Num balanço sucinto ao período de 1997 a 2003, os Serviços de Ilha dependentes da Direcção Regional dos Recursos Florestais recuperaram e conservaram em média cerca de 750 quilómetros de caminhos por ano; revestiram a betuminoso 211 quilómetros; melhoraram a rede de drenagem com construção de 900 aquedutos e 106 quilómetros de valetas em betão; e, construíram 125 quilómetros de novos caminhos.
O investimento em espaços de recreio florestal foi também intensificado, como é exemplo esta Reserva do Pinhal da Paz que se encontrava abandonada, tendo os Governos Regionais a que tenho presidido recuperado e beneficiado outras 22 Reservas Florestais, e procedido à criação de novos espaços.
Por outro lado, o Corpo de Polícia Florestal viu o seu número de efectivos aumentado em 65% e melhorados os seus meios operacionais e de trabalho com a aquisição de 18 viaturas ligeiras todo-o-terreno, com sistemas de comunicações, fardamentos e armamento.
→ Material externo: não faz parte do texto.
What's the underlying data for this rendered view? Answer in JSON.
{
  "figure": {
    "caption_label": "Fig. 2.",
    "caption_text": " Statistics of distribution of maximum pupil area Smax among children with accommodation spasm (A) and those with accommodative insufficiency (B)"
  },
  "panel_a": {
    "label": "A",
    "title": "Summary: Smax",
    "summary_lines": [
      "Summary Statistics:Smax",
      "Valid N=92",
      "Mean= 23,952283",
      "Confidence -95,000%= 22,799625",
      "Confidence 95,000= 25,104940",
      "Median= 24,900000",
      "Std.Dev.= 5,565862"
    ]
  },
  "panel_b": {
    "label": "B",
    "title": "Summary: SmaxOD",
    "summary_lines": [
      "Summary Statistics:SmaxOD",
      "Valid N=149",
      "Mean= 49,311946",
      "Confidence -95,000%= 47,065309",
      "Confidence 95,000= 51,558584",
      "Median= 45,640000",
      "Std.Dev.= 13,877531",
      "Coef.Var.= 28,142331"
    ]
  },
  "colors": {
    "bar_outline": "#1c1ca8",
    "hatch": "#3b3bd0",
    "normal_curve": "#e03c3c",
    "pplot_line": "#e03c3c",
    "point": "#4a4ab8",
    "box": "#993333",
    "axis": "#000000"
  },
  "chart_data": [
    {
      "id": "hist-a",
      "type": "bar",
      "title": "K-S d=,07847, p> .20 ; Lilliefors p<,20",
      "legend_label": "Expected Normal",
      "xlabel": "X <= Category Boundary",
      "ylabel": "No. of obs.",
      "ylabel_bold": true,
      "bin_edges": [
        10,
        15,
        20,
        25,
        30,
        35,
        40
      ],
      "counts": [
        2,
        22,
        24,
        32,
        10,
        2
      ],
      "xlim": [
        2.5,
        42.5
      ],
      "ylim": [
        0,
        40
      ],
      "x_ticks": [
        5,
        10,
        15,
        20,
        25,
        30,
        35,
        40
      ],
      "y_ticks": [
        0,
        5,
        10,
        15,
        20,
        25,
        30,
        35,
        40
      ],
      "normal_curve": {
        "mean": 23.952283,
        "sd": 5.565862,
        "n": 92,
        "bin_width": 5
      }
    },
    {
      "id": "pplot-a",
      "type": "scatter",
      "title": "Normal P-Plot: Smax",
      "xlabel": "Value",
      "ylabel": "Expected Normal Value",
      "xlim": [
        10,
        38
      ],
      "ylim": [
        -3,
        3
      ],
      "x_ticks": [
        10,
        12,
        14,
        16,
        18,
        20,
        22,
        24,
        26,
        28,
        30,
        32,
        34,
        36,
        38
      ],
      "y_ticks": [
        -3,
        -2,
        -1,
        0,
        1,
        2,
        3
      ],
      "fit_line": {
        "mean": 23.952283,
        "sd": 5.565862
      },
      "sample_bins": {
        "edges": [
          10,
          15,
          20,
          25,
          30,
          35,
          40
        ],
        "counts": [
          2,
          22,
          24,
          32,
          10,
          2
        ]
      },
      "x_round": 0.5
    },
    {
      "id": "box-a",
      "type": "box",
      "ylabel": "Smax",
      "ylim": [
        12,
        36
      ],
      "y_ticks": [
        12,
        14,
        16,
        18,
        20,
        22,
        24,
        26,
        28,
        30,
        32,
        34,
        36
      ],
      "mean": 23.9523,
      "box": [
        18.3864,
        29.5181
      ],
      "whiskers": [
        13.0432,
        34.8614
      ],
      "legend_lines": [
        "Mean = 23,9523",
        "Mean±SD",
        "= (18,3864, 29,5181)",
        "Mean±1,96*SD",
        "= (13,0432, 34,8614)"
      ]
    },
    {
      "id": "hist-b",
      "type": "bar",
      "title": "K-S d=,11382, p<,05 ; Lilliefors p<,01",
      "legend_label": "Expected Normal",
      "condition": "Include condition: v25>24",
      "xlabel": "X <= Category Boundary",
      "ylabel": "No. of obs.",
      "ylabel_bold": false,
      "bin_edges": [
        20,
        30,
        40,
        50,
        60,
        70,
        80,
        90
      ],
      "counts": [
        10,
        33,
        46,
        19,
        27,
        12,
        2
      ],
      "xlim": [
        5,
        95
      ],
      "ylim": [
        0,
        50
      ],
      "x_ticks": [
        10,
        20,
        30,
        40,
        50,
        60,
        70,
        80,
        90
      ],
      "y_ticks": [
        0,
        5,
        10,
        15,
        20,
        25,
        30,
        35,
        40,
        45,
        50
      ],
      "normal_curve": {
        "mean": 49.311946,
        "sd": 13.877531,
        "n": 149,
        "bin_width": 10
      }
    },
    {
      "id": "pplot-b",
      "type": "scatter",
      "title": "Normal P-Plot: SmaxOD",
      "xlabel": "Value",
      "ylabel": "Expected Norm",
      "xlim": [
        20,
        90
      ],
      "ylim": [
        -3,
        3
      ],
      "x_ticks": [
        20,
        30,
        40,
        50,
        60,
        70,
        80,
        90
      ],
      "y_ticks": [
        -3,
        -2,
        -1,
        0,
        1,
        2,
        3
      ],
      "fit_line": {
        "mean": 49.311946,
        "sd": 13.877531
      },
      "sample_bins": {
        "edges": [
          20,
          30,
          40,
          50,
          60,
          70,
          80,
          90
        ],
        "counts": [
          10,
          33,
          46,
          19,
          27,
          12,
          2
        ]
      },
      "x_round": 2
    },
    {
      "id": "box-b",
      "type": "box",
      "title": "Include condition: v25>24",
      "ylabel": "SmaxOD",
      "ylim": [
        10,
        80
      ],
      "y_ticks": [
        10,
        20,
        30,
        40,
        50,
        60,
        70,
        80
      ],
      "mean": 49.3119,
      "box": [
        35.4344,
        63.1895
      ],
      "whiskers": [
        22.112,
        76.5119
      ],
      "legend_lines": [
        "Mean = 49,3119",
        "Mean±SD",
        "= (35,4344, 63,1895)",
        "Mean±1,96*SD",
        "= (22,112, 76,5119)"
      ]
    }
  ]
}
Gerir recursos naturais representa um desafio não só técnico, mas também político, social e ético. Técnico, de forma a garantir que as soluções adoptadas, no actual estado do conhecimento e da tecnologia, sejam as que melhor assegurem as capacidades ambientais e a eficiência económica das actividades. Político, social e ético, porque, nestes actos de gestão, estamos, muitas vezes, não apenas a desenvolver princípios que não são os que a nossa biologia determina - a simples sobrevivência como ser e como espécie - como temos até que moderar ou alterar alguns dos comportamentos sociais e culturais mais correntes e desviantes face aos grandes desafios contemporâneos da preservação dos recursos e da sustentação a longo prazo contra os imediatismos desenvolvimentistas.
A Água e a Floresta não escapam, evidentemente, à necessidade dos governos actuarem com esses sentidos político, social e ético.
Nem sempre é entendida a acção do governo na protecção ambiental e dos recursos naturais. Muitos encaram-na como burocracia, como um desejo de complicar, como um travão à iniciativa ou como um impedimento à mudança ou à transformação. A verdade, porém, é que não podemos facilitar hoje para todos pagarmos amanhã um preço elevado e sem retorno. Só assim é que haverá progresso verdadeiro e não uma ilusão momentânea que se autodestruirá no futuro. Só assim os Açores continuarão a ser a região ambiental que nós – e os que nos visitam - tanto apreciam.”